Başörtüsü konusunu giderek bazı çevreler rejim meselesi haline getirmenin gayreti içindeler. Toplumu gererek sorunu çözümsüz kılmak için sanki özel bir uğraş veriyorlar. Bu arada siyasetçilerin duruma göre aynı konuda farklı tutumlar sergiliyor olmaları da acil çözüm bekleyen konuların çözümsüz kalmasına yol açıyor..
Ülkemizde yüksek yargı mensuplarının zaman zaman açıklamalar yaptıkları, hatta siyasileri eleştirdikleri bilinen bir husus. Bu sebeple de yıllardan beri ülkemizde yargının siyasallaştığı iddiaları ve tartışmaları gündeme gelir. Hatta alınan bazı kararlar sebebiyle yargının yürütmeye müdahale ettiği, yasamanın aldığı kararları iptal ettiği yönündeki tartışmalar günlerce gündemi meşgul eder. İşte bu tartışmalar anayasa değişikliğini gündeme getirmiştir. Belki yargı, yasama ve yürütmeye müdahale etmek anlamına gelen bir takım kararlar almamış olsaydı anayasa değişikliği de gündeme gelmezdi. Her ne ise bugün gelinen noktada görünen o ki anayasa değişikliği ile Anayasa Mahkemesi ve Hakimler ve Savcılar Yüksek Kurulu'nun yeniden yapılandırılmasının gündeme gelmesi de yargı ile yürütme ve yasama arasındaki karşılıklı atışmaya son verememiş görünüyor.
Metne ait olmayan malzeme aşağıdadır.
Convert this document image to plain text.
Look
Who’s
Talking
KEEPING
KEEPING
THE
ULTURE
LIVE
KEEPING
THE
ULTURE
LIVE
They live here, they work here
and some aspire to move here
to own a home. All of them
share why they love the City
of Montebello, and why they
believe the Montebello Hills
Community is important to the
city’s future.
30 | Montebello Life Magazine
Bu arada dün olduğu gibi bugün de siyasi partilerin olaylar karşısındaki farklı tavırları sürüyor. Siyasette görüş birliğinin oluşturulamaması da yargının siyasete müdahale isteklerini canlandırmakta... En azından bana öyle geliyor.
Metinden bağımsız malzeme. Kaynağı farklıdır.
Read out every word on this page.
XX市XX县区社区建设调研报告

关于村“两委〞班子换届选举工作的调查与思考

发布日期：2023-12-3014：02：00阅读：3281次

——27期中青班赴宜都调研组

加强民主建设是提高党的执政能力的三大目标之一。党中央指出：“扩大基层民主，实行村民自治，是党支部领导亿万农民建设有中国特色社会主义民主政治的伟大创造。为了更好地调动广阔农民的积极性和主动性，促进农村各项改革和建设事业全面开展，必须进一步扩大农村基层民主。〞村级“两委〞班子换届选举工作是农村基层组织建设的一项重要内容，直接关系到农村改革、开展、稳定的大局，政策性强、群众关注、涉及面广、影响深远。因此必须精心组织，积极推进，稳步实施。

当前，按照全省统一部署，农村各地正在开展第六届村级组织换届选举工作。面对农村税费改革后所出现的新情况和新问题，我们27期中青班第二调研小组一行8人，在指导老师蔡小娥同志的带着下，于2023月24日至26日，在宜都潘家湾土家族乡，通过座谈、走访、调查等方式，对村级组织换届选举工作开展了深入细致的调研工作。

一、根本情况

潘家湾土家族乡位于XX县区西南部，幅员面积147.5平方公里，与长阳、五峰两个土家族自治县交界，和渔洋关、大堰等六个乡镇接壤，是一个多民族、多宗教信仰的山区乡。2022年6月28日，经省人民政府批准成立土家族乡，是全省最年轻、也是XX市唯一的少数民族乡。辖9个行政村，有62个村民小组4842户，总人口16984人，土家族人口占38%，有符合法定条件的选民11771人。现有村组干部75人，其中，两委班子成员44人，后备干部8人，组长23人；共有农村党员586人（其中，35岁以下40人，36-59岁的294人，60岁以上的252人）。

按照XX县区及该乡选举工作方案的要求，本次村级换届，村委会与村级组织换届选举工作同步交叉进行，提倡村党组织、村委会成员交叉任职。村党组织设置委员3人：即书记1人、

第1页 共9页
Bilindiği gibi yüksek yargı ile CHP genelde ortak noktada buluşmuşlardır. Millet Meclisi'nde kabul edilmiş bir takım kanunlar CHP tarafından Anayasa Mahkemesi'ne taşınmış burada da CHP'nin isteği doğrultusunda iptal edilmiştir. Böyle olunca da iktidarlar ellerinin bağlandığını, çalışma imkanı bulamadıklarını söylemişlerdir. Hatta yüksek yargı mensuplarından öyle açıklamalar gelmiştir ki iktidar mensupları bu açıklamalara karşılık, "Siyaset yapmayın. Siyaseti bu kadar seviyorsanız görevinizden ayrılın politikaya atılın" demişlerdir. Ne var ki iktidar partisi/partileri böylesine tepki gösterirken CHP kendi fikri çizgisindeki yüksek yargıdan yapılan açıklamaları siyasete müdahale olarak değerlendirmemiş, hiçbir tepki göstermedikleri gibi alınan kararları ve açıklamaları desteklemişlerdir. Ancak görünen o ki, bu defa devir tersine dönüyor. Düne kadar yüksek yargıdan gelen her açıklamaya destek veren CHP bu defa Anayasa Mahkemesi Başkanı Haşim Kılıç'ın açıklamasına, Genel Başkan Yardımcısı Gürsel Tekin ile "Cübbeni çıkar gel" çağrısında bulunmuştur. Anayasa Mahkemesi Başkanı Kılıç'ın sözleri bazılarınca sert bulunabilir ama bugün "Cübbeni çıkar gel" diye çağrıda bulunanlar eğer dün 367 garabeti karşısında, "Siyasete karışmayın. Eğer siyaset yapacaksınız cübbenizi çıkarın" diyebilselerdi bugünkü sözlerinin bir anlamı olabilirdi. Ancak, dün başka bugün başka bir tavır sergileyen siyaset mensupları halka güven veremezler. Halka güven veremedikleri sürece de halkın desteğini alamazlar. Marjinal bir grup olarak kalırlar. Kaldı ki Anayasa Mahkemesi Başkanı Kılıç'ı cübbesini çıkarmaya davet eden CHP Yargıtay Başsavcısı'nın siyasilere dönük zehir zemberek sözleri karşısında da benzer bir tavır sergileyebilseydi yine de haklı görülebilirlerdi. En azından siyasete siyaset dışı müdahale isteklerine aynı tavrı sergiliyorlar denebilirdi. Ancak görünen bunun tam aksine. Kendileri gibi düşünen, kendi istikametlerinde gelen açıklama ve destekler CHP'yi memnun ediyor ama hoşlarına gitmeyen açıklamalar karşısında adeta paniğe kapılıyorlar.